Introduction
This article discusses the steps involved in performing data write operations with MongoDB, focusing on the roles of the Journal and Oplog applications. Journal is a concept on the MongoDB storage engine layer while plog is a capped collection on the MongoDB master-slave replication layer.
MongoDB Journal
All data read and write operations in MongoDB require calling the interface on the storage engine layer to store and read data. The journal is an auxiliary mechanism for the storage engine to store data. Currently, MongoDB supports MMAPv1, WiredTiger, MongoRocks, and other storage engines, and all of them support the configuration of the journal.
To illustrate this, consider how WiredTiger functions. WiredTiger does not immediately store data written to it unless the configuration of the journal is complete. Instead, it performs a full-data checkpoint (storage.syncPeriodSecs configuration item) once every minute by default to make all the data persistent. If the server goes down in the middle of the process, data restoration is possible for data dating back to the most recent checkpoint.
It is often said that the enablement of journal is imperative. Upon enabling the journal, each write operation (reconstruction of the written data in the journal) is recorded in an operation log. As a result, if a fault occurs on the server after starting WiredTiger, WiredTiger can restore data from the most recent checkpoint, and the subsequent journal operation logs will be played back to restore the remaining data.
Two parameters control the actions of the journal in MongoDB. The storage.journal.enabled parameter determines whether to enable the journal and the storage.journal.commitInternalMs parameter determines the interval of the journal flushing to the disk, which has a default value of 100 ms. You can set the writeConcern to {j: true} during writing to ensure that journal flushes the disk at every write.
MongoDB Oplog
Through oplog, you can synchronize data between nodes in the replication set. The client writes data to the primary node, and the primary node records an oplog after writing the data. The secondary node pulls the oplog from the primary node (or other secondary nodes) to ensure each node in the replication set stores the same data. For the storage engine, oplog is part of the ordinary data.

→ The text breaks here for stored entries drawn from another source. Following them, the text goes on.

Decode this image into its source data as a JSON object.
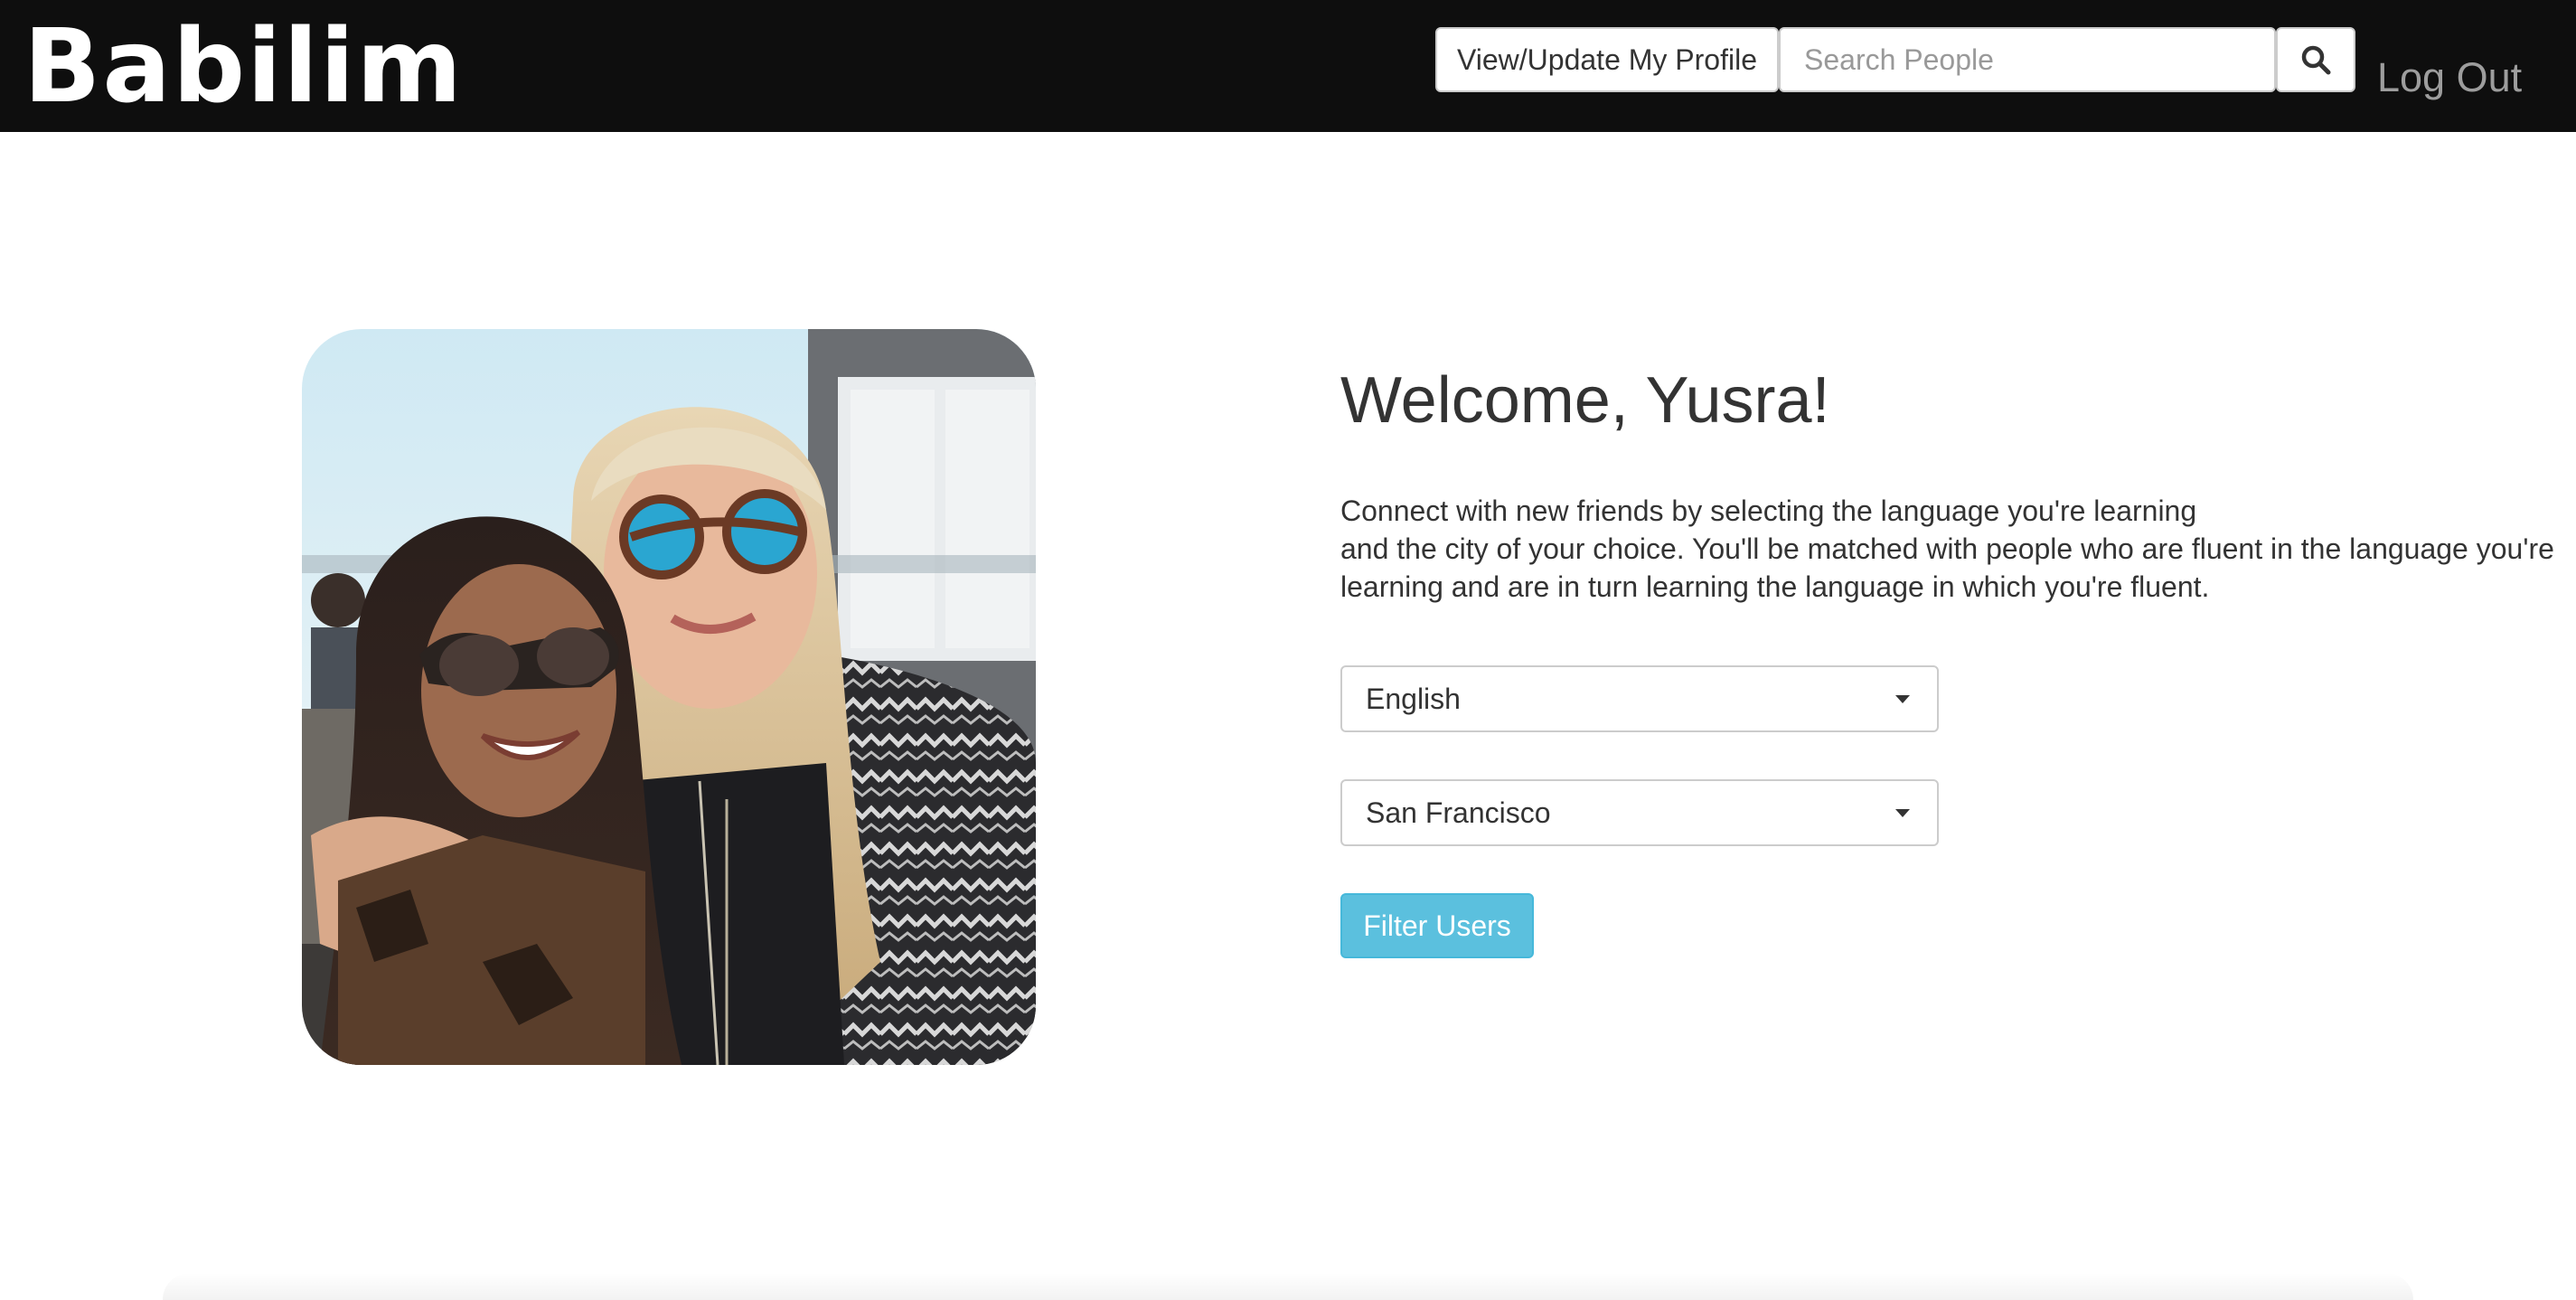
{
  "brand": {
    "name": "Babilim"
  },
  "nav": {
    "profile_button_label": "View/Update My Profile",
    "search_placeholder": "Search People",
    "search_icon": "search-icon",
    "logout_label": "Log Out"
  },
  "main": {
    "welcome_heading": "Welcome, Yusra!",
    "intro_lines": [
      "Connect with new friends by selecting the language you're learning",
      "and the city of your choice. You'll be matched with people who are fluent in the language you're",
      "learning and are in turn learning the language in which you're fluent."
    ],
    "language_select": {
      "selected": "English"
    },
    "city_select": {
      "selected": "San Francisco"
    },
    "filter_button_label": "Filter Users"
  },
  "colors": {
    "navbar_bg": "#0e0e0e",
    "brand_text": "#ffffff",
    "logout_text": "#9d9d9d",
    "filter_button_bg": "#5bc0de",
    "body_text": "#333333"
  }
}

One-Time Write with MongoDB
When writing a document to the MongoDB replication set, perform the following steps:
- Write the document data to the corresponding set
- Update the set's index information
- Write an oplog for synchronization
The steps above must succeed completely, or fail completely, to avoid the following instances:
- If data write is successful but the index write fails, some data may be readable in full-table scans but unreadable through indexes.
- If data write and index write are successful but the oplog write fails, the synchronization of the write operation to the secondary node will not be possible. This leads to data inconsistency between the master and slave nodes.
When MongoDB writes data, it puts the above three operations into a WiredTiger transaction to ensure the atomicity of the operations.
beginTransaction();
writeDataToColleciton();
writeCollectionIndex();
writeOplog();
commitTransaction();
Performing a transaction with WiredTiger initializes all application changes, with all the operations written to a journal operation log. The background will frequently set checkpoints to make the changes persistent and remove useless journals.
In terms of the data layout, the relationship between oplog and journal is as follows:
Conclusion
In this article, we discussed how MongoDB performs data write operations, specifically looking at the roles of oplog and journal in the process. Oplog and journal are concepts that represent the different layers of MongoDB. Since oplog is a common set in MongoDB, oplog writes and common set writes are identical. One write will change the corresponding data, index, and oplog, and these changes correspond to a journal operation log.